Nada fluye en la penúltima espera
“Cruzando política y arte, a través del vídeo y el cine documental, estudio obras que sugieren nuevas rutas expresivas en la conceptualización de la frontera, estudio su potencial crítico y performativo frente a las narrativas e imaginarios fronterizos hegemónicos. Me distancio ahora un poco de la cuestión migratoria y de la función de la frontera como límite, control, selección, para adentrarme en el terreno de lo identitario y emocional. En el norte de Marruecos exploro los imaginarios que se proyectan sobre la frontera desde el arte, y encuentro cosas realmente sugerentes, la frontera como deseo, como traducción, como espejo”, explicaba, hace un tiempo, a propósito de los proyectos que iniciaba con la base del Departamento de Geografia de la Universitat Autònoma (Euroborderregions y Euborderscapes).
Por eso, en planos muy cuidados estéticamente, aparecen hombres jóvenes que cuentan la locura que les contagia el desierto o el desamparo, o hablan del diablo (o el coco) de su infancia, que aparece en bosques malditos con los que alguna vez nos han amenazado los adultos. De nuevo las fronteras entre lo real y lo imaginario y la imposición del miedo a cruzar espacios, como el que saben que padecerán todos los aventureros que emprenden la travesía desde el sur del Sahel.

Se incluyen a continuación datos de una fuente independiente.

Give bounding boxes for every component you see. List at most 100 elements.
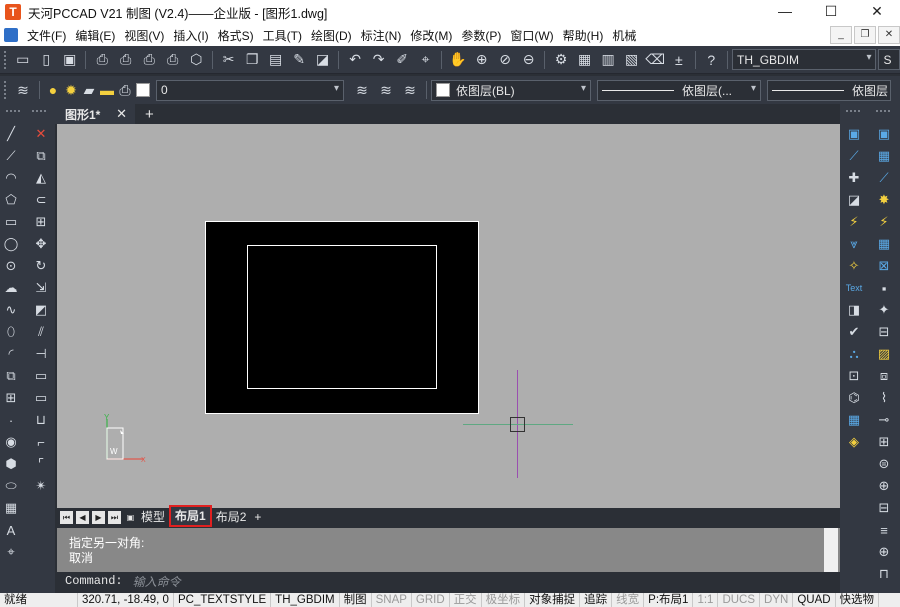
print-preview-icon[interactable]: ⎙	[116, 50, 136, 70]
first-tab-icon[interactable]: ⏮	[60, 510, 73, 524]
mdi-close-button[interactable]: ✕	[878, 26, 900, 44]
break-at-point-icon[interactable]: ▭	[31, 388, 51, 408]
hatch-pattern-icon[interactable]: ▨	[874, 344, 894, 364]
linetype-select[interactable]: 依图层(... ▾	[597, 79, 761, 101]
add-tab-button[interactable]: +	[145, 106, 154, 123]
seal-icon[interactable]: ⊓	[874, 564, 894, 584]
stretch-icon[interactable]: ◩	[31, 300, 51, 320]
tab-model[interactable]: 模型	[137, 508, 169, 526]
array-icon[interactable]: ⊞	[31, 212, 51, 232]
menu-mechanical[interactable]: 机械	[610, 27, 643, 44]
help-icon[interactable]: ?	[702, 50, 722, 70]
insert-block-icon[interactable]: ⧉	[1, 366, 21, 386]
lock-icon[interactable]: ▰	[82, 80, 96, 100]
make-block-icon[interactable]: ⊞	[1, 388, 21, 408]
menu-dimension[interactable]: 标注(N)	[359, 27, 409, 44]
extend-icon[interactable]: ⊣	[31, 344, 51, 364]
close-icon[interactable]: ✕	[116, 106, 127, 122]
boundary-icon[interactable]: ⬭	[1, 476, 21, 496]
settings-gear-icon[interactable]: ⚙	[551, 50, 571, 70]
match-properties-icon[interactable]: ✎	[289, 50, 309, 70]
trim-icon[interactable]: ⫽	[31, 322, 51, 342]
pick-icon[interactable]: ⌖	[1, 542, 21, 562]
view-icon[interactable]: ▣	[844, 124, 864, 144]
eraser-icon[interactable]: ⌫	[645, 50, 665, 70]
menu-file[interactable]: 文件(F)	[25, 27, 73, 44]
block-editor-icon[interactable]: ◪	[313, 50, 333, 70]
erase-icon[interactable]: ✕	[31, 124, 51, 144]
status-toggle[interactable]: GRID	[412, 593, 450, 607]
design-center-icon[interactable]: ▥	[598, 50, 618, 70]
toolbar-grip[interactable]	[846, 110, 860, 113]
command-input[interactable]: 输入命令	[133, 573, 181, 590]
spring-icon[interactable]: ⌇	[874, 388, 894, 408]
status-toggle[interactable]: PC_TEXTSTYLE	[174, 593, 272, 607]
status-toggle[interactable]: 极坐标	[482, 593, 526, 607]
magic-wand-icon[interactable]: ✧	[844, 256, 864, 276]
drawing-canvas[interactable]: Y W X	[57, 124, 840, 508]
detail-view-icon[interactable]: ⊡	[844, 366, 864, 386]
bearing-icon[interactable]: ✦	[874, 300, 894, 320]
menu-modify[interactable]: 修改(M)	[408, 27, 459, 44]
datum-icon[interactable]: ⌬	[844, 388, 864, 408]
status-toggle[interactable]: SNAP	[372, 593, 412, 607]
library-icon[interactable]: ◈	[844, 432, 864, 452]
redo-icon[interactable]: ↷	[369, 50, 389, 70]
paste-icon[interactable]: ▤	[266, 50, 286, 70]
pin-icon[interactable]: ⊕	[874, 476, 894, 496]
layer-state-icon[interactable]: ≋	[400, 80, 420, 100]
menu-format[interactable]: 格式S)	[216, 27, 261, 44]
3d-box-icon[interactable]: ⬡	[186, 50, 206, 70]
status-toggle[interactable]: P:布局1	[644, 593, 694, 607]
print-icon[interactable]: ⎙	[92, 50, 112, 70]
document-icon[interactable]	[4, 28, 18, 42]
status-toggle[interactable]: 正交	[450, 593, 482, 607]
move-icon[interactable]: ✥	[31, 234, 51, 254]
command-scrollbar[interactable]	[824, 528, 838, 572]
cut-icon[interactable]: ✂	[219, 50, 239, 70]
toolbar-grip[interactable]	[4, 50, 7, 69]
tab-list-icon[interactable]: ▣	[124, 510, 137, 524]
bom-icon[interactable]: ⛬	[844, 344, 864, 364]
sun-icon[interactable]: ✹	[64, 80, 78, 100]
explode-icon[interactable]: ✴	[31, 476, 51, 496]
offset-icon[interactable]: ⊂	[31, 190, 51, 210]
ellipse-icon[interactable]: ⬯	[1, 322, 21, 342]
gradient-icon[interactable]: ⬢	[1, 454, 21, 474]
properties-icon[interactable]: ▦	[575, 50, 595, 70]
zoom-previous-icon[interactable]: ⊖	[519, 50, 539, 70]
dimstyle-select[interactable]: TH_GBDIM ▾	[732, 49, 877, 70]
layer-select[interactable]: 0 ▾	[156, 79, 344, 101]
circle-icon[interactable]: ◯	[1, 234, 21, 254]
spline-icon[interactable]: ∿	[1, 300, 21, 320]
mirror-icon[interactable]: ◭	[31, 168, 51, 188]
menu-draw[interactable]: 绘图(D)	[309, 27, 359, 44]
revision-cloud-icon[interactable]: ☁	[1, 278, 21, 298]
join-icon[interactable]: ⊔	[31, 410, 51, 430]
last-tab-icon[interactable]: ⏭	[108, 510, 121, 524]
table-icon[interactable]: ▦	[874, 234, 894, 254]
lineweight-select[interactable]: 依图层	[767, 79, 891, 101]
construction-line-icon[interactable]: ⟋	[1, 146, 21, 166]
menu-tools[interactable]: 工具(T)	[261, 27, 309, 44]
rotate-icon[interactable]: ↻	[31, 256, 51, 276]
mdi-restore-button[interactable]: ❐	[854, 26, 876, 44]
point-icon[interactable]: ·	[1, 410, 21, 430]
menu-window[interactable]: 窗口(W)	[508, 27, 560, 44]
chain-icon[interactable]: ⊕	[874, 542, 894, 562]
text-style-icon[interactable]: Text	[844, 278, 864, 298]
gear-part-icon[interactable]: ≡	[874, 520, 894, 540]
status-toggle[interactable]: 追踪	[580, 593, 613, 607]
frame-icon[interactable]: ◨	[844, 300, 864, 320]
polygon-icon[interactable]: ⬠	[1, 190, 21, 210]
status-toggle[interactable]: TH_GBDIM	[271, 593, 340, 607]
make-current-layer-icon[interactable]: ≋	[352, 80, 372, 100]
folder-icon[interactable]: ▬	[100, 80, 114, 100]
copy-icon[interactable]: ❐	[242, 50, 262, 70]
fillet-icon[interactable]: ⌜	[31, 454, 51, 474]
chamfer-icon[interactable]: ⌐	[31, 432, 51, 452]
mdi-minimize-button[interactable]: _	[830, 26, 852, 44]
tool-palette-icon[interactable]: ▧	[622, 50, 642, 70]
status-toggle[interactable]: DUCS	[718, 593, 761, 607]
balloon-icon[interactable]: ✔	[844, 322, 864, 342]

¿Están escritos los guiones de vida de estas personas que parten rumbo a Europa desde miles de kilómetros al sur de las cuchillas de Ceuta y Melilla?
El destino puede estar marcado blanco sobre blanco, esto suelen decir en África. O sea que aunque estuviera escrito, no podríamos leerlo y, por tanto, nada nos evitaría tener que tomar decisiones y atajos en cada minuto de esta existencia. El mejor camino, el más correcto, no impide que topemos con una pared altísima, incluso donde antes no la había.
Los Nortes erigen más y más vallas cuando el miedo arrecia. Lo vemos en las fronteras geopolíticas, en las previsiones de Trump o Le Pen y dentro mismo de las ciudades africanas, donde sus consulados y embajadas cada día amanecen más fortificados, distanciándose a pasos largos y alturas de incomprensión de la calle y de la gente del lugar.
La frontera contada por una mujer tiene, sin embargo, otros poros por los que destellan las emociones. Las mujeres suelen abrir las persianas para que entre la luz y corra el aire, incluso cuando delante de las ventanas se alza una pared compacta, blanquísima, la de un continente-museo infranqueable (como en aquella alegoría de La ballena va llena).
Por eso, la realizadora elige escuchar historias chiquitas de mares que no son temibles y playas amables, o contemplar las pequeñas fisuras del tronco de un árbol de algún bosque maldito, en medio de ese no-lugar de transición entre la tierra deseada y el continente conocido y exhausto, el paso del insecto, el relato del color de la arena. Todo lo demás es control. O locura.